Mr Cameron - who is seeking to keep Britain in the bloc in a referendum he has promised to hold by the end of 2017 - is now facing calls from eurosceptic backbenchers to spell out exactly which reforms he is seeking to secure in negotiations with fellow EU leaders.
"There is nothing I am going to bring back that will satisfy these people," Mr Cameron said, when asked how he can placate the party's anti-European members.
However, he added that it will be the government's "collective responsibility" to back him when negotiations have been completed.
The four-day conference will feature more than 20 fringe meetings dealing with the EU vote.
Research from the London-based Open Europe think-tank published last Friday showed that as many as one in five of Mr Cameron's lawmakers is likely to vote to leave the EU.

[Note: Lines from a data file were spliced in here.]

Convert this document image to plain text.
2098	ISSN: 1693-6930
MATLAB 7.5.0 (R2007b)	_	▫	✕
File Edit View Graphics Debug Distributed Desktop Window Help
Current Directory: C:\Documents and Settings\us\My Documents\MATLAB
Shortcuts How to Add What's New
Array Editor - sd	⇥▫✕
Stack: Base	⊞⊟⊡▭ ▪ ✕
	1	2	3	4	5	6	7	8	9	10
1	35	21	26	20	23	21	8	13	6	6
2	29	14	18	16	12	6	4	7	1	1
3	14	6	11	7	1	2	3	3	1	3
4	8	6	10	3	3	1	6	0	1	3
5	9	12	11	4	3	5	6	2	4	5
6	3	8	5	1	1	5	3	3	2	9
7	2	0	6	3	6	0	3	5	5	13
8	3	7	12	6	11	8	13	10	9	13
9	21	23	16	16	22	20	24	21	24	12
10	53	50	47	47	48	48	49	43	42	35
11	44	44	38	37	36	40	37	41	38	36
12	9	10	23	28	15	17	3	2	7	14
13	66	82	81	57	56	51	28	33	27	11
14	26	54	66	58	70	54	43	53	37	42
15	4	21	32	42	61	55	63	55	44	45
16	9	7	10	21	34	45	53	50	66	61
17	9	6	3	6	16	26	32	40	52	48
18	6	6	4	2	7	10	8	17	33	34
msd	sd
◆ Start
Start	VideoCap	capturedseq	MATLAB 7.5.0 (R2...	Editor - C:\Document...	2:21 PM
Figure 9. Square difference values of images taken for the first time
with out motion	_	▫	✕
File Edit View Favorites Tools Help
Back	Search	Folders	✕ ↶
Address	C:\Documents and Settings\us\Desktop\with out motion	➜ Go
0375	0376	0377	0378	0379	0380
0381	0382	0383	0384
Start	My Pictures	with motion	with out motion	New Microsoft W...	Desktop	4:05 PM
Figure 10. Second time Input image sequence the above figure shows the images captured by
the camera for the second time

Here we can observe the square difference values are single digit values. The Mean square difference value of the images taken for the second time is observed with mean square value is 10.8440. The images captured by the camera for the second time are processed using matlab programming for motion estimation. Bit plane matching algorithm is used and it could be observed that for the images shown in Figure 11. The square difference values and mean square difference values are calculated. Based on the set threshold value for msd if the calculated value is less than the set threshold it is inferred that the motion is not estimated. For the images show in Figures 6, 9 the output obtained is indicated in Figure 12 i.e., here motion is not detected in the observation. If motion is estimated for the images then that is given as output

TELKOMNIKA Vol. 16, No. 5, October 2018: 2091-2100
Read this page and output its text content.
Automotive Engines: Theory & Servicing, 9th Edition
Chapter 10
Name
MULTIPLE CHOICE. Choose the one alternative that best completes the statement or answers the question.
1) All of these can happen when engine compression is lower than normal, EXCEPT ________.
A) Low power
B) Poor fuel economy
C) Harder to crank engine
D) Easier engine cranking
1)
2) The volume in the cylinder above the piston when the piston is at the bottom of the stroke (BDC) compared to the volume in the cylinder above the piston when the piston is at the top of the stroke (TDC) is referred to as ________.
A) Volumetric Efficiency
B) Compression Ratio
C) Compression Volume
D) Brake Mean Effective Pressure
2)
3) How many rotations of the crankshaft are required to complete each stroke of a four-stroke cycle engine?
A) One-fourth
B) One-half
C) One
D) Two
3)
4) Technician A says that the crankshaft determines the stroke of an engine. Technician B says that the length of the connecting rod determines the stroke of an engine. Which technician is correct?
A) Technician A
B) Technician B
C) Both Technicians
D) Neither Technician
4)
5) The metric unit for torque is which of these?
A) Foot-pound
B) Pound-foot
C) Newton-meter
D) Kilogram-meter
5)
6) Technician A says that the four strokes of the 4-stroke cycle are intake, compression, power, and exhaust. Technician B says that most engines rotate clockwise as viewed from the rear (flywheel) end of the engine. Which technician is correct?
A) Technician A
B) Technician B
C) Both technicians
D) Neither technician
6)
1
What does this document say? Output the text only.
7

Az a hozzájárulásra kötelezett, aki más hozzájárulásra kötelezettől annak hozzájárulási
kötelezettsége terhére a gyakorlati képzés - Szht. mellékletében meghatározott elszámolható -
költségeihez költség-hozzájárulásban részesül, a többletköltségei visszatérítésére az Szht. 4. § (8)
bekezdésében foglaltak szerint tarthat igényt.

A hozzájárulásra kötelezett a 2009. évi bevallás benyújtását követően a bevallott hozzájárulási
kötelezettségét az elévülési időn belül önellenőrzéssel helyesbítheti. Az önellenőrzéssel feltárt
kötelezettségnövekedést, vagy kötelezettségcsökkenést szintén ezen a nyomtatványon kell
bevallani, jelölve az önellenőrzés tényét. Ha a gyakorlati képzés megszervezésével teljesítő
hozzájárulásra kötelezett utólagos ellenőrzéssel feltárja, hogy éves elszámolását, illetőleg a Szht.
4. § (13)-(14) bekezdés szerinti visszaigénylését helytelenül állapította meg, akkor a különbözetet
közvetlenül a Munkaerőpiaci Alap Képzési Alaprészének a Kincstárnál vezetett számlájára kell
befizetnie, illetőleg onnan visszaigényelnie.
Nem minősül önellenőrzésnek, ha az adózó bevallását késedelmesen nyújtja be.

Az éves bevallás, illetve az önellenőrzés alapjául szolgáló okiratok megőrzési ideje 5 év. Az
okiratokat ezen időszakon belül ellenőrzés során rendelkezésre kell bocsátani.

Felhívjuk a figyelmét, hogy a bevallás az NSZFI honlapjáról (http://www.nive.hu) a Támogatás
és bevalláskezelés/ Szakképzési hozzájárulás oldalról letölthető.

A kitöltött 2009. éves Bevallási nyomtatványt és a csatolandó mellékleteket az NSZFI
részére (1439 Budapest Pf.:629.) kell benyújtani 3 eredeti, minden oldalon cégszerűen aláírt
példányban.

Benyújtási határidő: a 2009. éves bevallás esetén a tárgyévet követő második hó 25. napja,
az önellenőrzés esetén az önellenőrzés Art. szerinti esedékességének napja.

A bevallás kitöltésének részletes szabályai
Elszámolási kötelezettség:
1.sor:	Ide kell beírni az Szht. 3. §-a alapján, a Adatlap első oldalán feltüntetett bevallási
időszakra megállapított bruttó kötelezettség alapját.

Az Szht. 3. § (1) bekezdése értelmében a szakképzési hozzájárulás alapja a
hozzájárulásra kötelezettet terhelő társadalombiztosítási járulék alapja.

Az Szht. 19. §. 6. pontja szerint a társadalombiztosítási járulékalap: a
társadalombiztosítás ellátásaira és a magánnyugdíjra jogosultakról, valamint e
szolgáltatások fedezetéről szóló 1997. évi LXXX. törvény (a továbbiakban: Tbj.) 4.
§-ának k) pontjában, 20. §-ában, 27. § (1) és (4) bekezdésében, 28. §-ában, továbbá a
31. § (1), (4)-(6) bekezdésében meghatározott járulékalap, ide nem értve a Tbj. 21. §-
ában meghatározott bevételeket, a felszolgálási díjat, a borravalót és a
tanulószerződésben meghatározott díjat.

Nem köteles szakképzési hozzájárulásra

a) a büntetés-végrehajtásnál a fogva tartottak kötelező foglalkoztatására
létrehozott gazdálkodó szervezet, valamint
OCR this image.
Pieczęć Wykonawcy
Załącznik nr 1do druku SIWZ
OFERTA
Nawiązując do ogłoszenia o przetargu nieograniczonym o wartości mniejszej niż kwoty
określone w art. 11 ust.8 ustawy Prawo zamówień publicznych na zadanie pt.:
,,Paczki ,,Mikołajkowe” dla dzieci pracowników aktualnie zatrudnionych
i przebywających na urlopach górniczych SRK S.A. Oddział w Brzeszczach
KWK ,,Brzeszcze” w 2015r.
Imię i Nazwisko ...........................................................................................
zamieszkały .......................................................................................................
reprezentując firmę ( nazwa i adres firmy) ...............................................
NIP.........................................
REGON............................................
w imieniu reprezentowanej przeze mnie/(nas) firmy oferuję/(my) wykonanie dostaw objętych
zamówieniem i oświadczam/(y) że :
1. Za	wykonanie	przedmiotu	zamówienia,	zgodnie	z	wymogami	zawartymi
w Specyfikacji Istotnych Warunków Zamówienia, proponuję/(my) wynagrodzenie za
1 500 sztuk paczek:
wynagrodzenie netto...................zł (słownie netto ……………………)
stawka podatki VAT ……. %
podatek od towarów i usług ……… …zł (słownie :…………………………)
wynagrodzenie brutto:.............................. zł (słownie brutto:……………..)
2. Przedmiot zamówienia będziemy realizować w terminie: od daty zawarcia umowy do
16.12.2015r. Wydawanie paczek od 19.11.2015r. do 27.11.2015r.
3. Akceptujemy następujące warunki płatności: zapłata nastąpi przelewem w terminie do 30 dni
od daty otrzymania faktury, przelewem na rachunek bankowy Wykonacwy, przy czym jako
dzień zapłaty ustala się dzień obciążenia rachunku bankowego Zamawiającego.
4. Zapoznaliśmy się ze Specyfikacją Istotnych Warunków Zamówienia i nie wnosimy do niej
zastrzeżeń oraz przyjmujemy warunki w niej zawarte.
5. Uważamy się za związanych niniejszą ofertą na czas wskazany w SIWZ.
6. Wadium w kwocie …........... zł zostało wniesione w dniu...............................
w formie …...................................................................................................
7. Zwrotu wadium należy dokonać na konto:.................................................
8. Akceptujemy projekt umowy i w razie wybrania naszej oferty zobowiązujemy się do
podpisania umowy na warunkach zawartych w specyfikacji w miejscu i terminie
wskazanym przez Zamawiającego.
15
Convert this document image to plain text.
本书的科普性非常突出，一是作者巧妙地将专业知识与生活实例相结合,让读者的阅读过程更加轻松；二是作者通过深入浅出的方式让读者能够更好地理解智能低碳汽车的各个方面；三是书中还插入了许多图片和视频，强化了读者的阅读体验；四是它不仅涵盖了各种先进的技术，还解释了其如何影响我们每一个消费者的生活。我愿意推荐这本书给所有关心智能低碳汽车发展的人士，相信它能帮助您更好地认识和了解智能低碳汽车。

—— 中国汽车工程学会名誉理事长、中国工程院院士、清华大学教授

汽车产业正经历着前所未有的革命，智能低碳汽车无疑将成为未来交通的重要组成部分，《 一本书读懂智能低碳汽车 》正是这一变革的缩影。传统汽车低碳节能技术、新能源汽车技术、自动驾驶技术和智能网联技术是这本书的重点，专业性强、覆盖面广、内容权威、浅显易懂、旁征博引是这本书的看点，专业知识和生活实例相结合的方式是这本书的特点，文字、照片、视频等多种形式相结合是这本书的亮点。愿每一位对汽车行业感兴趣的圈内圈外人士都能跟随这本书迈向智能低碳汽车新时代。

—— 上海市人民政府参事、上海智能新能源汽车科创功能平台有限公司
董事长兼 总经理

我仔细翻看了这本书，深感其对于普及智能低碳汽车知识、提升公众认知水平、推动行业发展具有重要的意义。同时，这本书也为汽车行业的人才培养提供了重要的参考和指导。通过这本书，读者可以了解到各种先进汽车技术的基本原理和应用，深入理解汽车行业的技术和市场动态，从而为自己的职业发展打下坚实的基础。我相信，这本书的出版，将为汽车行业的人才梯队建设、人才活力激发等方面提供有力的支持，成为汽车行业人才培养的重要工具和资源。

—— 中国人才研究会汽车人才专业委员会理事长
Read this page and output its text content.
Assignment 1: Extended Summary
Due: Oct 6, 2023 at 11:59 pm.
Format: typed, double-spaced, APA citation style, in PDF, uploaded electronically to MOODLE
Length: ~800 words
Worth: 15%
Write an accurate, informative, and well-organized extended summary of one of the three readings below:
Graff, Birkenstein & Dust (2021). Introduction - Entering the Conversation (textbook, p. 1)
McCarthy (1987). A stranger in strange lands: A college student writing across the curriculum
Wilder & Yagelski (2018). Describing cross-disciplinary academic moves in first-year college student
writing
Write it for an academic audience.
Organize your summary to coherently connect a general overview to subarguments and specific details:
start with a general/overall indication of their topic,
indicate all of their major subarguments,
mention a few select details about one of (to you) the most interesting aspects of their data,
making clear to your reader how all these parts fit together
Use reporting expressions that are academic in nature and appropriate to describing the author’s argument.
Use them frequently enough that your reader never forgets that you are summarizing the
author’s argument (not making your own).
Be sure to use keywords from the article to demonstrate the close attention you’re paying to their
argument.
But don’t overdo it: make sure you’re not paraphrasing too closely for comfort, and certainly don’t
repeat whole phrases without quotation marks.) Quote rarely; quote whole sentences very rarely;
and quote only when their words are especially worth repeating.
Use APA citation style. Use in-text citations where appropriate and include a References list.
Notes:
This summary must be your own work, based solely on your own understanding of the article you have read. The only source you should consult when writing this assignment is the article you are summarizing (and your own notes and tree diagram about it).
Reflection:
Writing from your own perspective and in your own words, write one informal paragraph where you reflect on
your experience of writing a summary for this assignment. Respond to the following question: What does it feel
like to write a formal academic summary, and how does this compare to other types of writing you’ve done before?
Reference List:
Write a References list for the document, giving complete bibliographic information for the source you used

Out of 330 Conservative lawmakers, 69 are either "firmly out" or "out leaning", while 203 could vote either way. Only 14 are firmly for staying in the EU, with 44 leaning towards staying in.
Mr Iain Duncan Smith, a former Conservative leader and now a senior Cabinet minister in charge of work and pensions, said the twin crises of Greece and European migration has hit the EU like an "out of control bulldozer".
However, he added that this can work in Britain's favour by prompting EU leaders to think more fundamentally about the right to free movement across the 28- nation bloc.
Mr Cameron, who has yet to give a detailed list of issues he is seeking to renegotiate, reiterated his commitment to restricting access to British benefits for EU workers.
"You should not be able to come and work here, and get British levels of child benefits," he said. "These are things I am going to fix."
Most opinion polls show that a majority of Britons back staying in the EU, but the gap with those wanting to leave has narrowed in recent months.
The other issue underlying the conference is who will succeed Mr Cameron ahead of the next general election in 2020, after the Prime Minister said that he will not try for a third mandate.
"It is obvious that (finance minister) George Osborne is at the moment in pole position... but things can change quite quickly," said Mr Tim Bale, a professor of political science at Queen Mary University in London.
Observers said that it will be between Mr Osborne and London Mayor Boris Johnson, even if other names have been put forward, like Home Secretary Theresa May and Business Minister Sajid Javid.
"Boris Johnson is more popular with the public but George Osborne is more popular with the Conservative Party membership and it is ultimately the membership who decides who the next leader is," said Mr Duncan O'Leary, research director at Demos, a think-tank.